8 Tips for Eating Healthy During Menopause

Go fish

Heart disease risk is likely to rise after menopause, so you should try to eat at least two servings of fish per week (preferably those with healthy fats like salmon or trout).  Preliminary research suggests that fish oil may also help prevent breast cancer.  Aim for two servings of fish a week—and talk to your doctor about whether or not you should try a supplement.

Slim down

If you’re overweight you can minimize menopausal symptoms and reduce the long-term risks of declining hormones by losing weight. Slimming down not only reduces the risks of heart disease and breast cancer, both of which go up after menopause.

Bone up on calcium

Your calcium needs go up after age 50, from 1,000 milligrams per day to 1,200 mg. If you have a cup of low-fat milk, one latte, and one 8-ounce yogurt, you’re getting around 1,100 mg calcium. This means you need to take only an additional 100 mg of supplements a day—less than one caplet’s worth—to make up the difference.

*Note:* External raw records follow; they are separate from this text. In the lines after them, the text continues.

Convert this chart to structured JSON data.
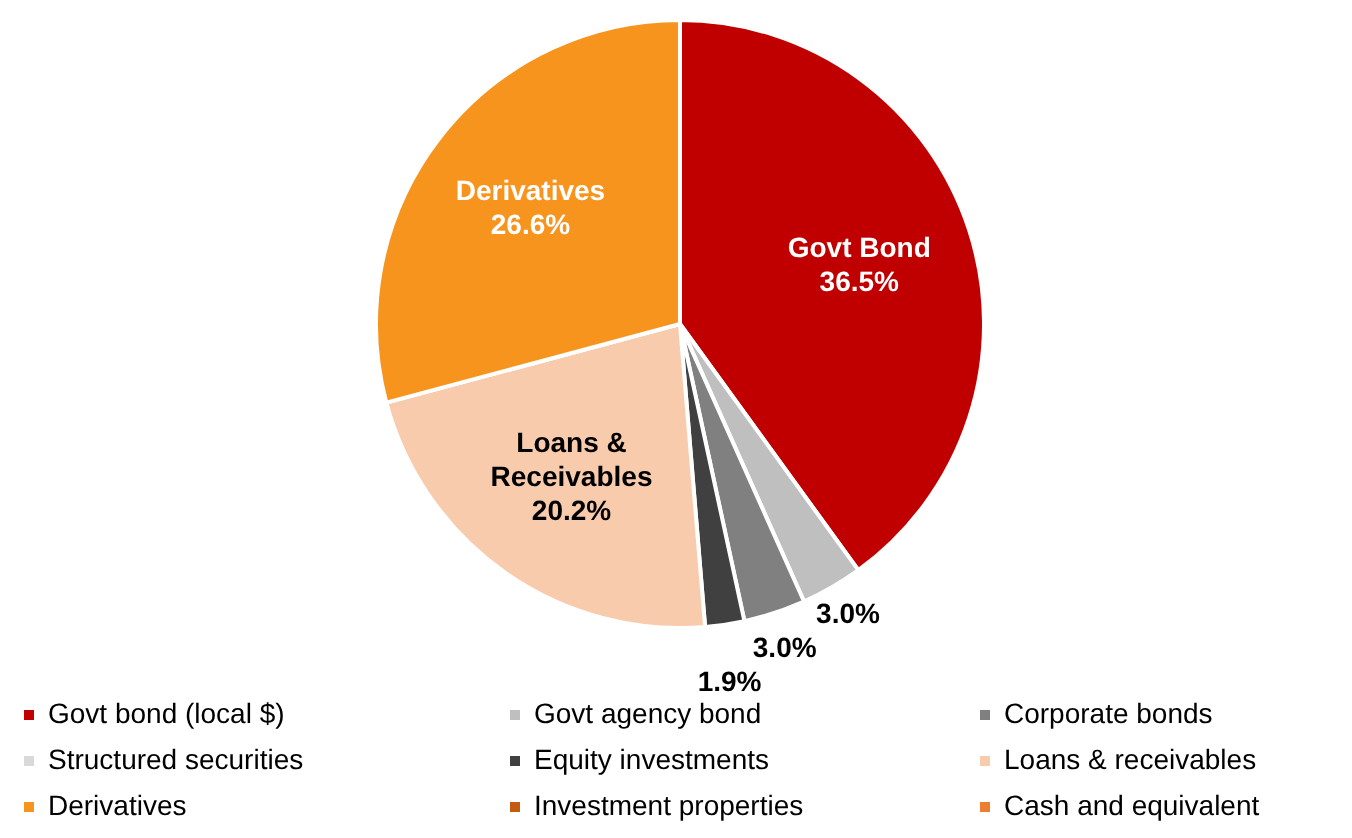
{
  "chart_data": {
    "type": "pie",
    "categories": [
      "Govt bond (local $)",
      "Govt agency bond",
      "Corporate bonds",
      "Structured securities",
      "Equity investments",
      "Loans & receivables",
      "Derivatives",
      "Investment properties",
      "Cash and equivalent"
    ],
    "values": [
      36.5,
      3.0,
      3.0,
      null,
      1.9,
      20.2,
      26.6,
      null,
      null
    ],
    "value_labels": [
      "36.5%",
      "3.0%",
      "3.0%",
      null,
      "1.9%",
      "20.2%",
      "26.6%",
      null,
      null
    ],
    "colors": [
      "#c00000",
      "#bfbfbf",
      "#808080",
      "#d9d9d9",
      "#404040",
      "#f8cbad",
      "#f7941d",
      "#c55a11",
      "#ed7d31"
    ],
    "annotations": [
      {
        "text": "Govt Bond",
        "x": "Govt bond (local $)"
      },
      {
        "text": "Loans & Receivables",
        "x": "Loans & receivables"
      },
      {
        "text": "Derivatives",
        "x": "Derivatives"
      }
    ],
    "legend": "bottom"
  }
}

If you’re eating dairy, choose low-fat products. These have roughly the same amount of calcium as their full-fat counterparts, but with fewer calories.

Ease bloating

Cut the amount of salt and processed carbohydrates in your diet, as they can make you retain water. But don’t skimp on whole grains, which are rich in heart-healthy fiber, as well as fruits and vegetables.

Rethink that drink

Red wine gets a lot of press for its impact on heart health, but for menopausal women the drawbacks of alcohol might outweigh the benefits.  If you enjoy a glass of Pinot, try watering it down with seltzer to make a spritzer (you’ll cut calories too). Also keep in mind that red wine and other drinks may bring on hot flashes as a result of the increase in blood-vessel dilation caused by alcohol.

Say yes to soy

Soy contains plant estrogens, so many women think it can increase their breast cancer risk. However, there is little data to support this. The misconception likely comes from studies of high-dose soy supplements, which may stimulate the growth of estrogen-sensitive tumors. Soy foods like tofu, soy nuts, and soy milk may offer relief from mild hot flashes and are not thought to increase breast cancer risk.

Try iced herbal tea

A warm cup of joe might be as much a part of your a.m. routine as brushing your teeth. Still, starting your day with a piping-hot drink may not be the best idea during menopause.  Cover your bases by swapping your morning cup with something cool and decaffeinated—like a Tazo Shaken Iced Passion Tea at Starbucks or a decaf iced coffee.

Find a diet that fits

Any balanced diet that cuts calories—and that you can stick with in the long run—will do the job.